Pour réduire ses frais d’études, Abigail habite chez Nora. Les jeunes filles ont le même âge mais des caractères très différents. Alors qu’Abigail s’efforce patiemment de justifier l’emploi du futur par la concordance des temps, Nora envoie promener ces explications grammaticales. Comme tout le reste ! Coincée dans sa crise d’adolescence ( à vingt-trois ans !), elle méprise les "vieux" et se défoule en tirant des coups de revolver à bouchons.
June, sa mère, l’a élevée seule. Avec bienveillance, malgré ses réflexions blessantes. Le coeur sur la main, elle tâche aussi de remonter le moral de sa soeur Wanda qui, à cinquante-cinq ans, se complaît dans un passé idéalisé. Déprimante, hypocondriaque, manipulatrice, cette Tatie Danielle réfute les diagnostics médicaux, en prétendant souffrir d’un cancer. Si, avant de mourir, elle pouvait revoir San Diego, la ville de son enfance... Pour June, pas question de céder à ce chantage !
Et pourtant le quatuor entame, dans une vieille Ford, ce pèlerinage de 3.000 kilomètres. Les remarques acides de Nora ou de Wanda sont balayées par les musiques des Beatles, de Lynyrd Shynyrd, de Pink Floyd, de David Bowie. On chante en choeur.Tout à coup, une embardée. La panne. On repart... à cinq : il n’était pas possible d’abandonner l’auto-stoppeuse, qui vient par miracle de relancer le moteur. Cette Joséphine Hooper, aux allures de Clint Eastwood, est une menace, mais deviendra un révélateur. Ses défis provoquent des remises en question. Nora regrette son ingratitude à l’égard de sa mère et, tout en se démarquant d’Abigail, ne ricane plus devant cette "petite madame". Toujours sur la défensive, celle-ci découvre qu’elle peut prendre des risques. En utilisant la manière forte, Jo oblige Wanda à se désintoxiquer de ses souvenirs, à renoncer à cette drogue. June ne subit aucune pression. Mais elle aussi change brusquement de cap. Habituée à se sacrifier, elle décide de penser à elle et de "retrouver cette puissance d’exister, sans espoir certes, mais pleine de vie et de jouissance."
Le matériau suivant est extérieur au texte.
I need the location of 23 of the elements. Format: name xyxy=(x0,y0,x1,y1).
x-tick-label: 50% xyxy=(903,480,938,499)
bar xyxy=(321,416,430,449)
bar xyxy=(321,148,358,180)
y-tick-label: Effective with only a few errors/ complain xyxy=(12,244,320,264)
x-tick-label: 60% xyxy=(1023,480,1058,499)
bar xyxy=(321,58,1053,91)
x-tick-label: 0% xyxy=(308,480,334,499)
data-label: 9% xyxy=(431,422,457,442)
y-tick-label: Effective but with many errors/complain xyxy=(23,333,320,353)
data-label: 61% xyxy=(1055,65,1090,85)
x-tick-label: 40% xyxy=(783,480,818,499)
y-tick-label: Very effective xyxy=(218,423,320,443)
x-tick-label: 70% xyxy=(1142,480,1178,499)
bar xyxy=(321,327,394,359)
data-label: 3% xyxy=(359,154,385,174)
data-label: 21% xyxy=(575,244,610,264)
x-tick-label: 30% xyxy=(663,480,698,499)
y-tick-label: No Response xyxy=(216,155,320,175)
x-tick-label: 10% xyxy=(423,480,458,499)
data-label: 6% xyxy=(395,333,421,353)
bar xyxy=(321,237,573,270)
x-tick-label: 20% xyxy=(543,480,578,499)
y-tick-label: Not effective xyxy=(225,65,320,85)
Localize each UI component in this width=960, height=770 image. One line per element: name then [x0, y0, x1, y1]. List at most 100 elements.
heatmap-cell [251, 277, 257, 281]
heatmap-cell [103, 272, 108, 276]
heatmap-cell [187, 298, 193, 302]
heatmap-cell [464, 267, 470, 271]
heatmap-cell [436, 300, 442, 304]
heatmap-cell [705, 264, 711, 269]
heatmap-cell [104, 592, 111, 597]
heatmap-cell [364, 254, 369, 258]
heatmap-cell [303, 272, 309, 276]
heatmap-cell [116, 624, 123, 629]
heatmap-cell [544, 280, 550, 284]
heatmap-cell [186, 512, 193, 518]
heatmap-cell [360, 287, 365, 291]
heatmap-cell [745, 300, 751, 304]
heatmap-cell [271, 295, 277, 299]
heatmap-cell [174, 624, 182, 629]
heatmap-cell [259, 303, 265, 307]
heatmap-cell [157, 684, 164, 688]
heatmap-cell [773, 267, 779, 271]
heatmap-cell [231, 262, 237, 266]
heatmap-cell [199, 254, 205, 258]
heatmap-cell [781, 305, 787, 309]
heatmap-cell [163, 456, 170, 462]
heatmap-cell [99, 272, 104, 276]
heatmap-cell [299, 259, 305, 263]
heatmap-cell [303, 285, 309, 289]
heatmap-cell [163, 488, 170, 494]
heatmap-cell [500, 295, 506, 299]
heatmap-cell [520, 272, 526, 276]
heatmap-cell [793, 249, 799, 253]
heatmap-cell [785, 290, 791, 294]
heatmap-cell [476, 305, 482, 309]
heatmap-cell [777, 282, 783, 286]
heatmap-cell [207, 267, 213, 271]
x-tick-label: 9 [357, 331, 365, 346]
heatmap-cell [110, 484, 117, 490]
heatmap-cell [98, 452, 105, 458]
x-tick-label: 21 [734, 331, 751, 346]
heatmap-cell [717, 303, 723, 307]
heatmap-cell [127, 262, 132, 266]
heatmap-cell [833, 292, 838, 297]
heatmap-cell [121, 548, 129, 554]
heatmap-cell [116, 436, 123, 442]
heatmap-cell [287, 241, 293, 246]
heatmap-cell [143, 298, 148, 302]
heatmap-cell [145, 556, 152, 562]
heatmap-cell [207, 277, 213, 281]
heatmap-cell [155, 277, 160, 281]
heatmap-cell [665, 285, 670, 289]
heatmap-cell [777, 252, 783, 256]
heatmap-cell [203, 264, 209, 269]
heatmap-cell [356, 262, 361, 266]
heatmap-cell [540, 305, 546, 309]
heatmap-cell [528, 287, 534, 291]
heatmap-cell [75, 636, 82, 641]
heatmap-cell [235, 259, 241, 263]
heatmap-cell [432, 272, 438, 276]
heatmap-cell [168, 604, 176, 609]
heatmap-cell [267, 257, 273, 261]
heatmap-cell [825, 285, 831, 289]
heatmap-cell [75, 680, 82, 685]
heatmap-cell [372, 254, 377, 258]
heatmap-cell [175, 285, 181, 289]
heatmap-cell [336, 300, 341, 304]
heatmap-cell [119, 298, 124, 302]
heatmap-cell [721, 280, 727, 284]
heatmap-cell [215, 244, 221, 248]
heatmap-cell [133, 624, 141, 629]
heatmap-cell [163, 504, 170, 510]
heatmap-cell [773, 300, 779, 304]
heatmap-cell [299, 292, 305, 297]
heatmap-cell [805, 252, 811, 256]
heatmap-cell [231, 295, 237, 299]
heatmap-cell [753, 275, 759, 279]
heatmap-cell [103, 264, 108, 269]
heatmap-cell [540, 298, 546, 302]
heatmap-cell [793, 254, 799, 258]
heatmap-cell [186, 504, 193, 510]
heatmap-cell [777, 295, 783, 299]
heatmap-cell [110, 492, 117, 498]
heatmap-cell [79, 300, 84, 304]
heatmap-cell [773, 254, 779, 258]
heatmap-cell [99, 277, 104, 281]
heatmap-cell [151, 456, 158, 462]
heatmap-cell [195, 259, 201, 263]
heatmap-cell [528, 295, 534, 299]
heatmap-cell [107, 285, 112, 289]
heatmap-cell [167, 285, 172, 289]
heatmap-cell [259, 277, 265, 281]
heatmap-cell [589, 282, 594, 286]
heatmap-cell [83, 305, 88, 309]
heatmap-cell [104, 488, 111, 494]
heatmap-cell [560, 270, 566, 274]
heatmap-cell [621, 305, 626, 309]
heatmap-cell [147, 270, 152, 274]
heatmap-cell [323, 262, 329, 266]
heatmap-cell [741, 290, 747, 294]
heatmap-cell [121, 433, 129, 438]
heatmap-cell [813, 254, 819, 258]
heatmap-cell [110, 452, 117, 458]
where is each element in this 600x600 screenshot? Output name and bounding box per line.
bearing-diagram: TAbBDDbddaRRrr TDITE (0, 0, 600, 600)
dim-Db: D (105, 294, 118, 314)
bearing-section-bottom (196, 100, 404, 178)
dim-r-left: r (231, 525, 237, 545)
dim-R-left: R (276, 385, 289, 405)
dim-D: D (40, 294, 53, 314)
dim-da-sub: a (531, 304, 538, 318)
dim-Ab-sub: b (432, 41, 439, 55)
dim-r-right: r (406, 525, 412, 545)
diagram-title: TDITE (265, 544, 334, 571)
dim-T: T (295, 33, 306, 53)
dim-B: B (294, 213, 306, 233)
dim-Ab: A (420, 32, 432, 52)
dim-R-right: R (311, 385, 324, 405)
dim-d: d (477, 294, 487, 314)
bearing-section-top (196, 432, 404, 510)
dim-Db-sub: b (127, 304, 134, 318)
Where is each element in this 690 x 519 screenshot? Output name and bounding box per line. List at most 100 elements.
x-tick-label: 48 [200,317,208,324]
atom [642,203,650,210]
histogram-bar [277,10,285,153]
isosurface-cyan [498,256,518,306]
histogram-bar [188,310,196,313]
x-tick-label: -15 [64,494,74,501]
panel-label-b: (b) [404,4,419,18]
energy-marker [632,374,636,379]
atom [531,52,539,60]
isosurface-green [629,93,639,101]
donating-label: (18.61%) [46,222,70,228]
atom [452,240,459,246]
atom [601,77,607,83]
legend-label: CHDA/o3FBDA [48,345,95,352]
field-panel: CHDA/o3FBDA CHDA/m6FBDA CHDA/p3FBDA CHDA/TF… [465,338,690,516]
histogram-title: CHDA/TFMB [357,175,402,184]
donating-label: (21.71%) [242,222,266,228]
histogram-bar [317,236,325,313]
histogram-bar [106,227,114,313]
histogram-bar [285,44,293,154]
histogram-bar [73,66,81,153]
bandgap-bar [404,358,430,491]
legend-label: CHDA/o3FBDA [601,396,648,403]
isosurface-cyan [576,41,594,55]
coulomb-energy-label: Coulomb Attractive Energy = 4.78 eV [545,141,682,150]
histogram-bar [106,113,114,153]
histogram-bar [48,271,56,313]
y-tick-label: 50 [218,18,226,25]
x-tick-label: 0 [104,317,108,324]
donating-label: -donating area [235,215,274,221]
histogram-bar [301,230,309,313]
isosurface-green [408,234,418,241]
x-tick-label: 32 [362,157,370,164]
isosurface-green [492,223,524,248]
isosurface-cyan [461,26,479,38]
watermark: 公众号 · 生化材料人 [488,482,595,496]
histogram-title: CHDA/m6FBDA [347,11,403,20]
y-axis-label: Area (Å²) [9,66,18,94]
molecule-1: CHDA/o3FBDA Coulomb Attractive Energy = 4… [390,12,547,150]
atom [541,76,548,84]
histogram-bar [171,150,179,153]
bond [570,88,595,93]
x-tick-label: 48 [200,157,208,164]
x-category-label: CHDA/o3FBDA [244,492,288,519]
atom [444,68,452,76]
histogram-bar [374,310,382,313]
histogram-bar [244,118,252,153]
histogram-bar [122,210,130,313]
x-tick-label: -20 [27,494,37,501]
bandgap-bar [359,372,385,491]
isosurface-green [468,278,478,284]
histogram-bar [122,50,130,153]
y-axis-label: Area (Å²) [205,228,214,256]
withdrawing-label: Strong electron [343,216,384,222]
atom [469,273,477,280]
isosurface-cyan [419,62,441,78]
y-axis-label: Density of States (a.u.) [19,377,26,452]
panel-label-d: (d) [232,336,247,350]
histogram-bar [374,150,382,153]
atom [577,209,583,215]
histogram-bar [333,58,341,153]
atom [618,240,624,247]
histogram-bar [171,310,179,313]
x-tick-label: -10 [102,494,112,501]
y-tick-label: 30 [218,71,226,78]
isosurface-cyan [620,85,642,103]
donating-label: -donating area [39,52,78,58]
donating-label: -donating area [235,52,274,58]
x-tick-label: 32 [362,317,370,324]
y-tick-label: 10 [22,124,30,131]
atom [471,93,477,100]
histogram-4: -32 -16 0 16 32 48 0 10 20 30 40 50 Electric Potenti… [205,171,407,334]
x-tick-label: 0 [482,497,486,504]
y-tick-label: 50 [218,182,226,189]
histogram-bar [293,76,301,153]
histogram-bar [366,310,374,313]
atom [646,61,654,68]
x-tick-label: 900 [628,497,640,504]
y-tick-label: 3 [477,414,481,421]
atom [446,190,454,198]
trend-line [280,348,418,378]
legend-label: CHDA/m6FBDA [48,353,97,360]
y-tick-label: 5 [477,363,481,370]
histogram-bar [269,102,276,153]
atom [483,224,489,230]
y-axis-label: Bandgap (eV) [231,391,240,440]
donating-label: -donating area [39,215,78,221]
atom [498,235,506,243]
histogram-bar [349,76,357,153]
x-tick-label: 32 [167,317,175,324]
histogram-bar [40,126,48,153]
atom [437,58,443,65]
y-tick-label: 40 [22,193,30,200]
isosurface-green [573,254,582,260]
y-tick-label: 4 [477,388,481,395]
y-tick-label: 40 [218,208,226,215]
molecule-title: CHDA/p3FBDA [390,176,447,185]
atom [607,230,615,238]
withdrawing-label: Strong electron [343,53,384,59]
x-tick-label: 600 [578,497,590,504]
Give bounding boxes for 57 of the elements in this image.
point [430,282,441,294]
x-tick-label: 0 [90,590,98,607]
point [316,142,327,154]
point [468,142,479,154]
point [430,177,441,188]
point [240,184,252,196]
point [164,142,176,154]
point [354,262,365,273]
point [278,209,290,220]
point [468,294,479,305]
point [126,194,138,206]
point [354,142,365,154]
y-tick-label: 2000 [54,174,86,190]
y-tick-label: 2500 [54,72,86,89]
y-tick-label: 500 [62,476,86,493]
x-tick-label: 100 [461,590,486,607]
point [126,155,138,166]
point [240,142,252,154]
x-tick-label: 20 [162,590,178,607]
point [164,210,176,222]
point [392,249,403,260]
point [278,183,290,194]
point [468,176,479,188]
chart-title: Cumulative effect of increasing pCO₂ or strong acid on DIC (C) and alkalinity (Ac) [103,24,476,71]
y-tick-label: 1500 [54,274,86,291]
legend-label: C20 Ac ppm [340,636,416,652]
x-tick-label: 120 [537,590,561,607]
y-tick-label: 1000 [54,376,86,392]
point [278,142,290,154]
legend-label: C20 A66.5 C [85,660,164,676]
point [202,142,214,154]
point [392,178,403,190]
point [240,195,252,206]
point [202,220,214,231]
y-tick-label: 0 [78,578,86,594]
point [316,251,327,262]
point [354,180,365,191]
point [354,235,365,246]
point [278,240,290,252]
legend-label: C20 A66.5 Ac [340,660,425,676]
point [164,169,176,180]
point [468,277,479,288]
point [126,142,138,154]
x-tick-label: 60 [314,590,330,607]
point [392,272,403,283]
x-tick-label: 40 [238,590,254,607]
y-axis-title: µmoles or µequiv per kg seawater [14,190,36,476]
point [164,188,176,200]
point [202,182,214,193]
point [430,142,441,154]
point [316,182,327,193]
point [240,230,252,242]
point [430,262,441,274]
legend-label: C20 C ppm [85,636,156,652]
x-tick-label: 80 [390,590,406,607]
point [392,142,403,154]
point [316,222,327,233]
N’attendez pas que les décors vous fassent respirer l’Ouest américain. Des bancs, une auto en carton, éphémères comme la vie, concentrent notre attention sur les rapports entre les personnages. Incarnés avec justesse par cinq comédiennes talentueuses, ils nous touchent par leur vulnérabilité. Une fois encore, Dominique Bréda met en scène l’Homme face à son destin et exorcise ce sujet grave par sa simplicité et sa fantaisie. Moins surprenante que "New York", "La Concordance des temps" est cependant une comédie allègre, chaleureuse et pertinente.